- Stanley Lupino
- Directed by: Carmine Gallone Herbert Smith
- Written by: Clifford Grey Ivor Montagu Stafford Dickens Stanley Lupino
- Based on: a play by Henry Kistemaeckers
- Produced by: Carmine Gallone
- Starring: Stanley Lupino Betty Stockfeld Hugh Wakefield
- Cinematography: Leslie Rowson
- Edited by: Arthur Tavares
- Music by: Raoul Moretti Jack Beaver (uncredited)
- Production companies: British Lion Gainsborough Pictures
- Distributed by: Gaumont British Distributors (UK)
- Release date: March 1933;
- Running time: 81 minutes
- Country: United Kingdom
- Language: English

= King of the Ritz =

1933 film

King of the Ritz is a 1933 British musical film directed by Carmine Gallone and Herbert Smith and starring Stanley Lupino, Betty Stockfeld and Hugh Wakefield. It was written by Clifford Grey, Ivor Montagu, Stafford Dickens and Lupino based on the 1923 play Le Roi des Palaces by Henry Kistemaeckers. A separate French-language version Le Roi Des Palace (King of the Hotel) (1932) was made, with Stockfeld appearing in both films.

==Plot summary==
While working at a top hotel, the head porter falls in love with a wealthy female guest.

==Cast==
- Stanley Lupino as Claude King
- Betty Stockfeld as Mrs. Cooper
- Hugh Wakefield as King of Blitz
- Henry Kendall as Teddy Smith
- Gina Malo as Victoria
- Gibb McLaughlin as Baron Popov
- Harry Milton as Alonso
- John Singer as pageboy

== Reception ==
Film Weekly wrote: "The production is as polished as you could wish, and the players do their pieces with considerable enthusiasm. The probable explanation of the result being only mildly amusing – and then just at the best moments – is that the Continental spirit of the original was lost in the act of 'translation'."
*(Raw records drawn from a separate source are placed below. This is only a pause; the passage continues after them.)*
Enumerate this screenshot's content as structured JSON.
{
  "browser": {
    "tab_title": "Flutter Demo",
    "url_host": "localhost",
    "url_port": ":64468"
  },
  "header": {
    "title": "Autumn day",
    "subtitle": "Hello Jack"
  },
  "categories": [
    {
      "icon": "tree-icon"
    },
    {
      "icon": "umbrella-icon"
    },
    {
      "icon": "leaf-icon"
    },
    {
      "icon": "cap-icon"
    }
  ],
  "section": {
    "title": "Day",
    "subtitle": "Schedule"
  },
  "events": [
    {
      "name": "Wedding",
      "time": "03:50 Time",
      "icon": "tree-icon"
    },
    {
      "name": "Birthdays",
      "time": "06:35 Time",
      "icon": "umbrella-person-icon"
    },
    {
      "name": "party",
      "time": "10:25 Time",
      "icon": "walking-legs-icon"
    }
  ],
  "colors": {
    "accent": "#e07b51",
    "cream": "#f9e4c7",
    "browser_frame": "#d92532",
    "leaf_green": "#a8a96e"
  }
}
The Daily Film Renter wrote: "Aided by well-chosen musical numbers, Gallone's direction achieves fluent rhythm, but action drags at times. Stanley Lupino gives entertaining performance as omniscient hotel 'king,' while excellent work is done by Hugh Wakefield, Gina Malo, and bevies of beautiful girls. One of the most 'de luxe ' pictures to date – good general booking."